Sebelumnya, demi mengejar market share sekaligus menumbuhkan loyalitas konsumen, Lenovo secara konsisten mengeluarkan sedikitnya lima smartphone baru pada setiap kuartal.

Terutama smartphone 4G untuk berbagai segmen, dengan kualitas produk yang dapat diandalkan dan harga yang terjangkau.

Lenovo baru memperkenalkan produk terbarunya, yakni K9 pada Oktober 2018. Berlanjut dengan Lenovo A5s pada Januari 2019.

Namun yang mengejutkan, kedua varian itu, dijajakan oleh Inone Smart Tech Technology (ISTT), salah satu distributor smartphone di Indonesia.

Dengan keberadaan ISTT, tampak jelas, pemasaran Lenovo di Indonesia sudah bersifat down grade, karena sudah tak lagi ditangani oleh prinsipal seperti sebelumnya.

Banyak yang menyayangkan mengapa manajemen Lenovo mundur dari Indonesia.
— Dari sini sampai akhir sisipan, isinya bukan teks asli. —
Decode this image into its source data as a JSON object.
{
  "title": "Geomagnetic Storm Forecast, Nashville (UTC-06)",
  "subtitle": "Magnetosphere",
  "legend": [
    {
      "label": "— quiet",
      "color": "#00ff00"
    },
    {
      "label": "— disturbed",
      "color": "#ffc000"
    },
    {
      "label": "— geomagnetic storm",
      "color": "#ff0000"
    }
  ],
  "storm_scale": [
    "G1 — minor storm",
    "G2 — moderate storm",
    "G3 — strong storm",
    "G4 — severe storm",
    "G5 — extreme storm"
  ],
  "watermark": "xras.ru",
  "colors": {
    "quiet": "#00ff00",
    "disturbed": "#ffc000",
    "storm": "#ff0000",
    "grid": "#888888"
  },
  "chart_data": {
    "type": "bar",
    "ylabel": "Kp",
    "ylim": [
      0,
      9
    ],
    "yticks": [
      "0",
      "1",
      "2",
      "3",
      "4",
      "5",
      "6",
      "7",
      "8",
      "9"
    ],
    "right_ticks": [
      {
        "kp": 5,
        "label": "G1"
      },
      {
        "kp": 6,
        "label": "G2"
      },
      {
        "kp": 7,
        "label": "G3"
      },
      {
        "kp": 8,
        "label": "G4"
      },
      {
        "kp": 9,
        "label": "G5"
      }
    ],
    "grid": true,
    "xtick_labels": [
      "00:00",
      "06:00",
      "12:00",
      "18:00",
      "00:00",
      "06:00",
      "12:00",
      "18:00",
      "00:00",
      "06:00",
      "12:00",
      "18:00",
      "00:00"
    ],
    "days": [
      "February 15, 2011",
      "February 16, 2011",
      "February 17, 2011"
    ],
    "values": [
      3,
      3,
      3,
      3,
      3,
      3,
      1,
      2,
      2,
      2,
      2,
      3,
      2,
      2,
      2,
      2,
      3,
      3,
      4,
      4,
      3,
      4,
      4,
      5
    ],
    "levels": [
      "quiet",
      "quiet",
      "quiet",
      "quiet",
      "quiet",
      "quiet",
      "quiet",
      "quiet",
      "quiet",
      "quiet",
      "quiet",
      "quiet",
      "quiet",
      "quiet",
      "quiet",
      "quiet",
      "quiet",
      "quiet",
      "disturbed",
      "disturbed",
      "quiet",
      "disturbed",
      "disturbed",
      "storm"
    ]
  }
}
Padahal perusahaan sudah berinvestasi sangat besar untuk inovasi produk, jaringan penjualan, peningkatan SDM, hingga pengembangan merek.
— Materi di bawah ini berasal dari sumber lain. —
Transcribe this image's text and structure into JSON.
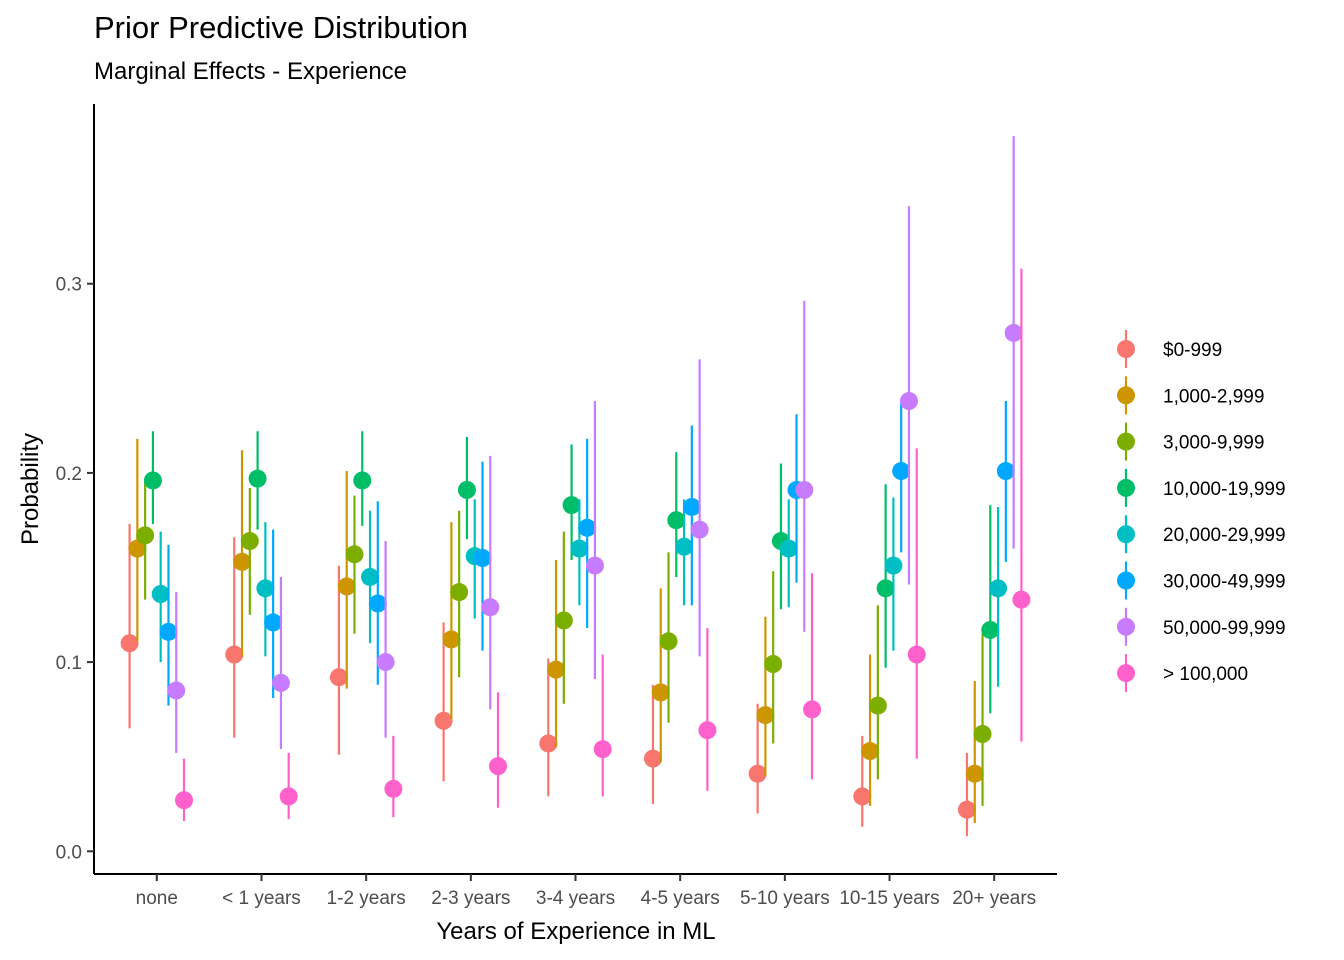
{
  "chart_data": {
    "type": "scatter",
    "title": "Prior Predictive Distribution",
    "subtitle": "Marginal Effects - Experience",
    "xlabel": "Years of Experience in ML",
    "ylabel": "Probability",
    "ylim": [
      -0.012,
      0.395
    ],
    "yticks": [
      0.0,
      0.1,
      0.2,
      0.3
    ],
    "ytick_labels": [
      "0.0",
      "0.1",
      "0.2",
      "0.3"
    ],
    "grid": false,
    "legend_position": "right",
    "categories": [
      "none",
      "< 1 years",
      "1-2 years",
      "2-3 years",
      "3-4 years",
      "4-5 years",
      "5-10 years",
      "10-15 years",
      "20+ years"
    ],
    "series": [
      {
        "name": "$0-999",
        "color": "#F8766D",
        "values": [
          0.11,
          0.104,
          0.092,
          0.069,
          0.057,
          0.049,
          0.041,
          0.029,
          0.022
        ],
        "lower": [
          0.065,
          0.06,
          0.051,
          0.037,
          0.029,
          0.025,
          0.02,
          0.013,
          0.008
        ],
        "upper": [
          0.173,
          0.166,
          0.151,
          0.121,
          0.102,
          0.088,
          0.078,
          0.061,
          0.052
        ]
      },
      {
        "name": "1,000-2,999",
        "color": "#CD9600",
        "values": [
          0.16,
          0.153,
          0.14,
          0.112,
          0.096,
          0.084,
          0.072,
          0.053,
          0.041
        ],
        "lower": [
          0.111,
          0.103,
          0.086,
          0.07,
          0.055,
          0.047,
          0.04,
          0.024,
          0.015
        ],
        "upper": [
          0.218,
          0.212,
          0.201,
          0.174,
          0.154,
          0.139,
          0.124,
          0.104,
          0.09
        ]
      },
      {
        "name": "3,000-9,999",
        "color": "#7CAE00",
        "values": [
          0.167,
          0.164,
          0.157,
          0.137,
          0.122,
          0.111,
          0.099,
          0.077,
          0.062
        ],
        "lower": [
          0.133,
          0.125,
          0.115,
          0.092,
          0.078,
          0.068,
          0.057,
          0.038,
          0.024
        ],
        "upper": [
          0.196,
          0.192,
          0.188,
          0.18,
          0.169,
          0.158,
          0.148,
          0.13,
          0.115
        ]
      },
      {
        "name": "10,000-19,999",
        "color": "#00BE67",
        "values": [
          0.196,
          0.197,
          0.196,
          0.191,
          0.183,
          0.175,
          0.164,
          0.139,
          0.117
        ],
        "lower": [
          0.173,
          0.17,
          0.172,
          0.165,
          0.154,
          0.145,
          0.128,
          0.097,
          0.073
        ],
        "upper": [
          0.222,
          0.222,
          0.222,
          0.219,
          0.215,
          0.211,
          0.205,
          0.194,
          0.183
        ]
      },
      {
        "name": "20,000-29,999",
        "color": "#00BFC4",
        "values": [
          0.136,
          0.139,
          0.145,
          0.156,
          0.16,
          0.161,
          0.16,
          0.151,
          0.139
        ],
        "lower": [
          0.1,
          0.103,
          0.11,
          0.123,
          0.13,
          0.13,
          0.129,
          0.106,
          0.087
        ],
        "upper": [
          0.169,
          0.174,
          0.18,
          0.186,
          0.186,
          0.186,
          0.186,
          0.187,
          0.182
        ]
      },
      {
        "name": "30,000-49,999",
        "color": "#00A9FF",
        "values": [
          0.116,
          0.121,
          0.131,
          0.155,
          0.171,
          0.182,
          0.191,
          0.201,
          0.201
        ],
        "lower": [
          0.077,
          0.081,
          0.088,
          0.106,
          0.118,
          0.13,
          0.142,
          0.158,
          0.153
        ],
        "upper": [
          0.162,
          0.17,
          0.185,
          0.206,
          0.218,
          0.225,
          0.231,
          0.237,
          0.238
        ]
      },
      {
        "name": "50,000-99,999",
        "color": "#C77CFF",
        "values": [
          0.085,
          0.089,
          0.1,
          0.129,
          0.151,
          0.17,
          0.191,
          0.238,
          0.274
        ],
        "lower": [
          0.052,
          0.054,
          0.06,
          0.075,
          0.091,
          0.103,
          0.116,
          0.141,
          0.16
        ],
        "upper": [
          0.137,
          0.145,
          0.164,
          0.209,
          0.238,
          0.26,
          0.291,
          0.341,
          0.378
        ]
      },
      {
        "name": "> 100,000",
        "color": "#FF61CC",
        "values": [
          0.027,
          0.029,
          0.033,
          0.045,
          0.054,
          0.064,
          0.075,
          0.104,
          0.133
        ],
        "lower": [
          0.016,
          0.017,
          0.018,
          0.023,
          0.029,
          0.032,
          0.038,
          0.049,
          0.058
        ],
        "upper": [
          0.049,
          0.052,
          0.061,
          0.084,
          0.104,
          0.118,
          0.147,
          0.213,
          0.308
        ]
      }
    ]
  }
}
Khusus dalam pengembangan merek, membangun reputasi brand bukan perkara yang mudah. Diperlukan konsistensi agar pesaing tak mudah mengambil pangsa pasar yang sudah dikuasai.

Dalam kasus Lenovo, hal itu bisa menjadi sia-sia. Karena momentum pasar tidak bisa muncul begitu saja. Namun, sejatinya keputusan Lenovo untuk mundur dari Indonesia dapat dipahami. Mengingat kinerja Lenovo belakangan malah menurun pasca perusahaan mengambilalih Motorola pada 2015.

Seperti diketahui, dua tahun setelah akuisisi, perusahaan lebih memperkuat pasar dengan strategi single brand, yakni Motorola (MOTO).

Faktanya, keputusan lebih memilih merek Motorola ketimbang Lenovo tidak sepenuhnya tepat. Hal ini tercermin dari kinerja perusahaan sepanjang 2017.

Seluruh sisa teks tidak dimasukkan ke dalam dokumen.